أَخَالِدُ هذا مُسْتَهامٌ مُتَيَّمٌ * رَمَتْهُ لِحاظِي مِن قِسِيِّ الحَمالِقِ
فأصْمَاهُ سَهْمُ اللَّحْظِ مِنِّي فَقَلْبُهُ * حَلِيفُ الهَوَى مِنْ دَائِهِ غيرُ فائِقِ
أَقَرَّ بِمَا لَمْ يَقْتَرِفْهُ لِأنَّهُ * رَأى ذاكَ خَيْراً مِنْ هَتِيكَةِ عاشِقِ
فَمَهْلاً عَلَى الصَّبِّ الكَئِيبِ لِأنَّهُ * كَرِيمُ السَّجايا في الْهَوَى غيرُ سارق

Ô ! Khaled c’est là un amoureux envouté

Que mon regard a percé de ses lances

La flèche de mon regard lui a abasourdit le coeur

Qui  s’est allié à une passion dont il ne s’est pas réveillé

Il a reconnu ce qu’il n’a pas commis parce qu’il a

pensé que cela vaut mieux que de dévoiler une passion

Soyez patient avec cet amoureux, malheureux, car

Il est généreux de nature et en amour n’est pas voleur.
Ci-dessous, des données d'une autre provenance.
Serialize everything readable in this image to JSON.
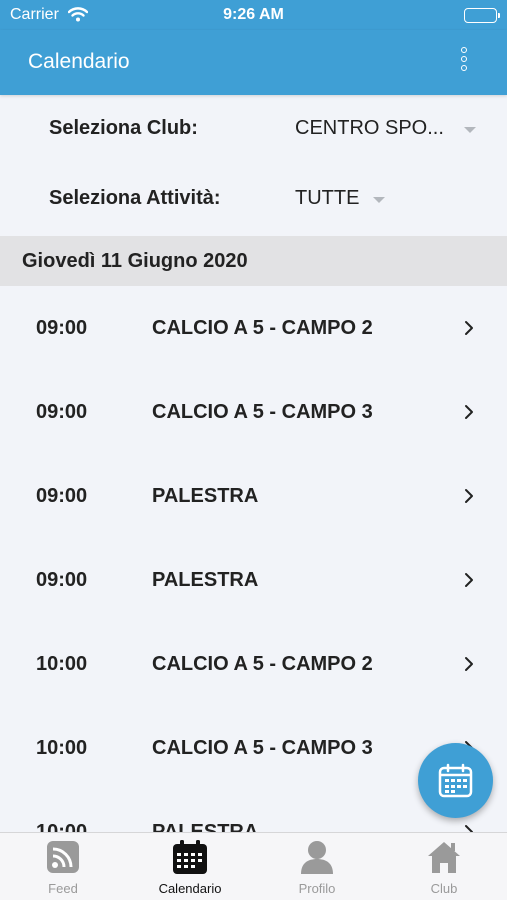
{
  "status_bar": {
    "carrier": "Carrier",
    "time": "9:26 AM"
  },
  "header": {
    "title": "Calendario",
    "menu_icon": "more-vertical-icon"
  },
  "filters": {
    "club": {
      "label": "Seleziona Club:",
      "value": "CENTRO SPO..."
    },
    "activity": {
      "label": "Seleziona Attività:",
      "value": "TUTTE"
    }
  },
  "date_header": "Giovedì 11 Giugno 2020",
  "events": [
    {
      "time": "09:00",
      "activity": "CALCIO A 5 - CAMPO 2"
    },
    {
      "time": "09:00",
      "activity": "CALCIO A 5 - CAMPO 3"
    },
    {
      "time": "09:00",
      "activity": "PALESTRA"
    },
    {
      "time": "09:00",
      "activity": "PALESTRA"
    },
    {
      "time": "10:00",
      "activity": "CALCIO A 5 - CAMPO 2"
    },
    {
      "time": "10:00",
      "activity": "CALCIO A 5 - CAMPO 3"
    },
    {
      "time": "10:00",
      "activity": "PALESTRA"
    }
  ],
  "fab_icon": "calendar-icon",
  "tabs": [
    {
      "label": "Feed",
      "icon": "feed-icon",
      "active": false
    },
    {
      "label": "Calendario",
      "icon": "calendar-icon",
      "active": true
    },
    {
      "label": "Profilo",
      "icon": "profile-icon",
      "active": false
    },
    {
      "label": "Club",
      "icon": "home-icon",
      "active": false
    }
  ],
  "colors": {
    "primary": "#3f9fd5",
    "background": "#f2f4f9",
    "date_header_bg": "#e2e2e4",
    "tab_inactive": "#9a9a9a"
  }
}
Quand l’émir a lu ces vers , il s’est éclipsé des regards  et s’est isolé des gens. Puis il a convoqué la jeune fille et l’a interrogée sur cette histoire. Elle lui a raconté, que le jeune homme est amoureux d’elle, comme elle est amoureuse de lui  et qu’il a voulu lui rendre visite et l’informer de son refuge .Alors il a lancé une pierre sur la maison , mais son père et ses frères ont entendu le bruit et se sont précipités vers le toit . Quand le jeune homme a senti qu’il allait être découvert , il a ramassé le linge de maison et en fit un paquet .Alors ils l’ont attrapé avec le butin et ils ont pensé que c’était un voleur et l’ont emmené devant toi. Là, il a avoué le vol et a persisté dans son aveu, au prix d’être amputé de la main afin de me protéger et de m’éviter le scandale devant mes frères .Tout ceci à cause de sa bravoure et de sa générosité. L’émir a dit : « Il est vraiment digne de ces qualités . Puis,  il a convoqué le jeune homme et l’a embrassé entre les yeux, et a ordonné d’amener le père de la jeune fille et lui a dit : « Ô ! cheikh, nous avons pris la décision d’appliquer la sentence sur ce jeune homme en lui coupant la main, mais Dieu m’ a épargné  de cet acte.   Je lui ai octroyé la somme de dix mille dirhams  pour le geste qu’il a fait , en sacrifiant sa main pour sauvegarder ton honneur et celui de ta fille .  J’ai donné l’ordre d’octroyer à ta fille la somme de dix mille dirhams  et je vous demande d’accepter qu’elle se marie avec ce jeune homme ». Le cheikh a répondu : « J’accepte.Ô ! émir. Ainsi,  le jeune homme a pu épouser la jeune fille.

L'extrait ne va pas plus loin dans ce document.